It's also not always about adding more rides, but updating rides that are no longer relevant/popular. Epcot has major people eaters but they are no longer popular like before: Journey Into Imagination, Nemo, Living with the Land, Gran Fiesta Tour all have great capacity, but they aren't popular so that capacity goes to waste. Everyone wants to ride Test Track and Frozen but those have ridicously low ride capacity.
The last several times I was there, Gran Fiesta Tour was not able to contain its line within the pre-existing queue and I can't recall the last time there was no wait for Living With the Land.
Mind you, I can't recall Gran Fiesta ever having a 45 minute + wait but they also don't have the space in that pavilion to contain such a line without reducing retail space (which is a sin above all others these days) and Living With the Land is usually 45 minutes or less but I've not seen either with unused capacity in
many years.
Nemo and (especially) Journey, absolutely - I'd say the whole Imagination pavilion is a waste. The image works was awesome, the current post show was crappy when it opened and it's now, just pathetic.

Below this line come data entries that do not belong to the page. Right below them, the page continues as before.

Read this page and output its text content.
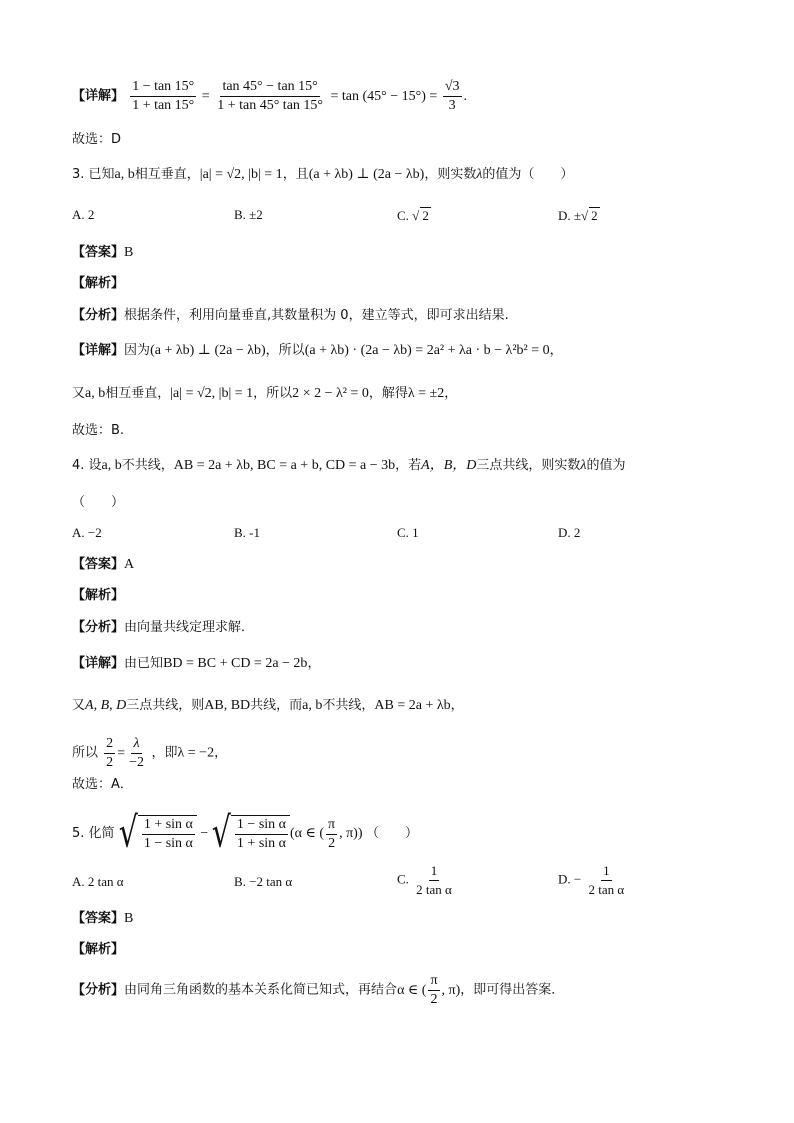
【 详解 】 $\frac{1 - \tan 15^\circ}{1 + \tan 15^\circ} = \frac{\tan 45^\circ - \tan 15^\circ}{1 + \tan 45^\circ \tan 15^\circ} = \tan (45^\circ - 15^\circ) = \frac{√3}{3}$ .
故选：D
3. 已知a, b相互垂直，|a| = √2, |b| = 1，且(a + λb) ⊥ (2a − λb)，则实数λ的值为（　　）
A. 2	B. ±2	C. √ 2	D. ±√ 2
【 答案 】 B
【 解析 】
【 分析 】 根据条件，利用向量垂直,其数量积为 0，建立等式，即可求出结果.
【 详解 】 因为(a + λb) ⊥ (2a − λb)，所以(a + λb) · (2a − λb) = 2a² + λa · b − λ²b² = 0，
又a, b相互垂直，|a| = √2, |b| = 1，所以2 × 2 − λ² = 0，解得λ = ±2，
故选：B.
4. 设a, b不共线，AB = 2a + λb, BC = a + b, CD = a − 3b，若A，B，D三点共线，则实数λ的值为
（　　）
A. −2	B. -1	C. 1	D. 2
【 答案 】 A
【 解析 】
【 分析 】 由向量共线定理求解．
【 详解 】 由已知BD = BC + CD = 2a − 2b，
又A, B, D三点共线，则AB, BD共线，而a, b不共线，AB = 2a + λb，
所以 $\frac{2}{2} = \frac{\lambda}{-2}$ ，即λ = −2，
故选：A．
5. 化简 √ $\frac{\text{1 + sin α}}{\text{1 − sin α}}$ − √ $\frac{\text{1 − sin α}}{\text{1 + sin α}} (\alpha$ ∈ ( $\frac{\pi}{2}$ , π)) （　　）
A. 2 tan α	B. −2 tan α	C. $\frac{1}{\text{2 tan α}}$	D. − $\frac{1}{\text{2 tan α}}$
【 答案 】 B
【 解析 】
【 分析 】 由同角三角函数的基本关系化简已知式，再结合α ∈ ( $\frac{\pi}{2}$ , π)，即可得出答案．
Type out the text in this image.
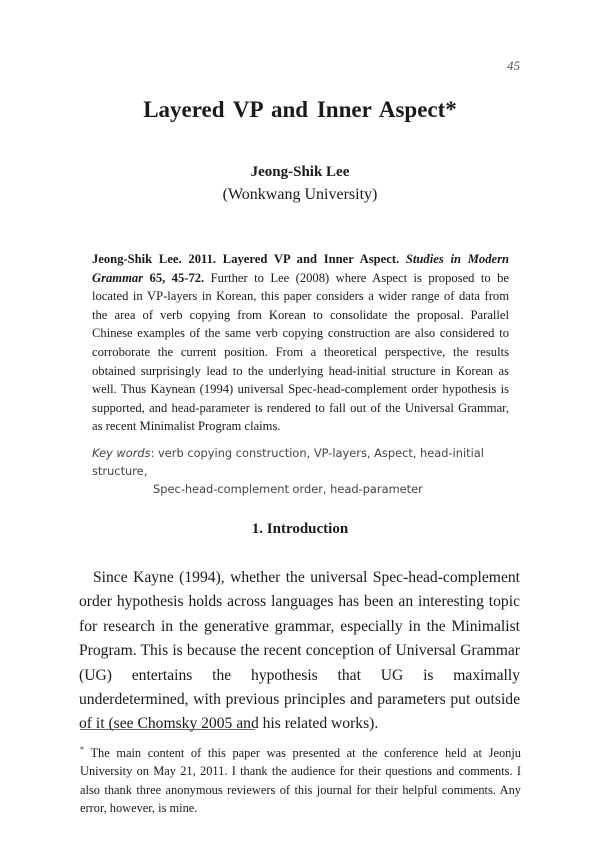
45
Layered VP and Inner Aspect*
Jeong-Shik Lee
(Wonkwang University)
Jeong-Shik Lee. 2011. Layered VP and Inner Aspect. Studies in Modern Grammar 65, 45-72. Further to Lee (2008) where Aspect is proposed to be located in VP-layers in Korean, this paper considers a wider range of data from the area of verb copying from Korean to consolidate the proposal. Parallel Chinese examples of the same verb copying construction are also considered to corroborate the current position. From a theoretical perspective, the results obtained surprisingly lead to the underlying head-initial structure in Korean as well. Thus Kaynean (1994) universal Spec-head-complement order hypothesis is supported, and head-parameter is rendered to fall out of the Universal Grammar, as recent Minimalist Program claims.
Key words: verb copying construction, VP-layers, Aspect, head-initial structure,
Spec-head-complement order, head-parameter
1. Introduction
Since Kayne (1994), whether the universal Spec-head-complement order hypothesis holds across languages has been an interesting topic for research in the generative grammar, especially in the Minimalist Program. This is because the recent conception of Universal Grammar (UG) entertains the hypothesis that UG is maximally underdetermined, with previous principles and parameters put outside of it (see Chomsky 2005 and his related works).
* The main content of this paper was presented at the conference held at Jeonju University on May 21, 2011. I thank the audience for their questions and comments. I also thank three anonymous reviewers of this journal for their helpful comments. Any error, however, is mine.
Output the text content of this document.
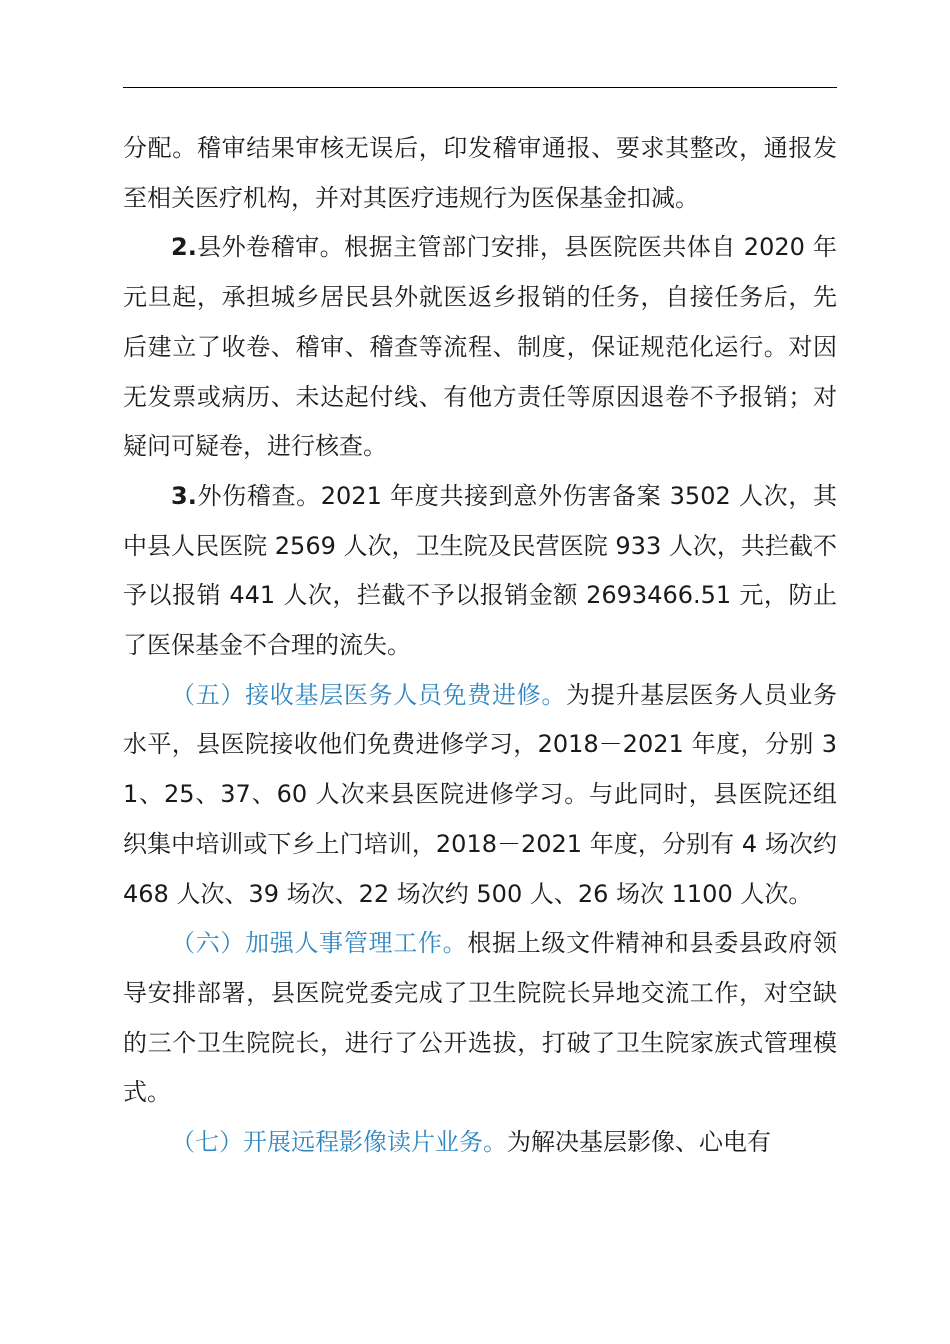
分配。稽审结果审核无误后，印发稽审通报、要求其整改，通报发至相关医疗机构，并对其医疗违规行为医保基金扣减。

2.县外卷稽审。根据主管部门安排，县医院医共体自 2020 年元旦起，承担城乡居民县外就医返乡报销的任务，自接任务后，先后建立了收卷、稽审、稽查等流程、制度，保证规范化运行。对因无发票或病历、未达起付线、有他方责任等原因退卷不予报销；对疑问可疑卷，进行核查。

3.外伤稽查。2021 年度共接到意外伤害备案 3502 人次，其中县人民医院 2569 人次，卫生院及民营医院 933 人次，共拦截不予以报销 441 人次，拦截不予以报销金额 2693466.51 元，防止了医保基金不合理的流失。

（五）接收基层医务人员免费进修。为提升基层医务人员业务水平，县医院接收他们免费进修学习，2018－2021 年度，分别 31、25、37、60 人次来县医院进修学习。与此同时，县医院还组织集中培训或下乡上门培训，2018－2021 年度，分别有 4 场次约 468 人次、39 场次、22 场次约 500 人、26 场次 1100 人次。

（六）加强人事管理工作。根据上级文件精神和县委县政府领导安排部署，县医院党委完成了卫生院院长异地交流工作，对空缺的三个卫生院院长，进行了公开选拔，打破了卫生院家族式管理模式。

（七）开展远程影像读片业务。为解决基层影像、心电有
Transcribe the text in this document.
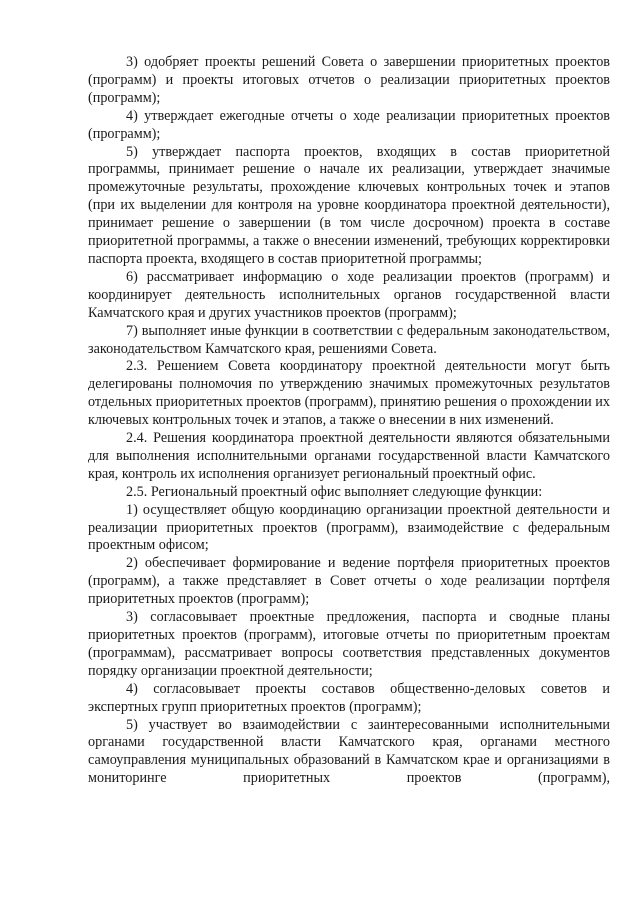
3) одобряет проекты решений Совета о завершении приоритетных проектов (программ) и проекты итоговых отчетов о реализации приоритетных проектов (программ);

4) утверждает ежегодные отчеты о ходе реализации приоритетных проектов (программ);

5) утверждает паспорта проектов, входящих в состав приоритетной программы, принимает решение о начале их реализации, утверждает значимые промежуточные результаты, прохождение ключевых контрольных точек и этапов (при их выделении для контроля на уровне координатора проектной деятельности), принимает решение о завершении (в том числе досрочном) проекта в составе приоритетной программы, а также о внесении изменений, требующих корректировки паспорта проекта, входящего в состав приоритетной программы;

6) рассматривает информацию о ходе реализации проектов (программ) и координирует деятельность исполнительных органов государственной власти Камчатского края и других участников проектов (программ);

7) выполняет иные функции в соответствии с федеральным законодательством, законодательством Камчатского края, решениями Совета.

2.3. Решением Совета координатору проектной деятельности могут быть делегированы полномочия по утверждению значимых промежуточных результатов отдельных приоритетных проектов (программ), принятию решения о прохождении их ключевых контрольных точек и этапов, а также о внесении в них изменений.

2.4. Решения координатора проектной деятельности являются обязательными для выполнения исполнительными органами государственной власти Камчатского края, контроль их исполнения организует региональный проектный офис.

2.5. Региональный проектный офис выполняет следующие функции:

1) осуществляет общую координацию организации проектной деятельности и реализации приоритетных проектов (программ), взаимодействие с федеральным проектным офисом;

2) обеспечивает формирование и ведение портфеля приоритетных проектов (программ), а также представляет в Совет отчеты о ходе реализации портфеля приоритетных проектов (программ);

3) согласовывает проектные предложения, паспорта и сводные планы приоритетных проектов (программ), итоговые отчеты по приоритетным проектам (программам), рассматривает вопросы соответствия представленных документов порядку организации проектной деятельности;

4) согласовывает проекты составов общественно-деловых советов и экспертных групп приоритетных проектов (программ);

5) участвует во взаимодействии с заинтересованными исполнительными органами государственной власти Камчатского края, органами местного самоуправления муниципальных образований в Камчатском крае и организациями в мониторинге приоритетных проектов (программ),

Not trying to argue that any older attraction couldn't benefit from regular and routine updates but honestly, the biggest problem with two out of those four you've mentioned is that they
were actually significantly overhauled and they ended up with something that was less than what they'd started with.
I've no doubt that the original Imagination ride with no changes would be horribly out-of-date today and the hydrolators were past their prime when they pulled that plug but the problem with these current replacements is that they weren't that good to begin with and have thusly, aged way more quickly than their predecessors.
So there is a balance to be struck between building something quality that will be (please forgive me for using this term) timeless and knowing when it's time to update to keep something that isn't timeless, relevant.
Personally, I've seen nothing from current management over that last decade+ that suggests they have a handle on or a desire to be better at either as long as they keep revenue during their tenure up.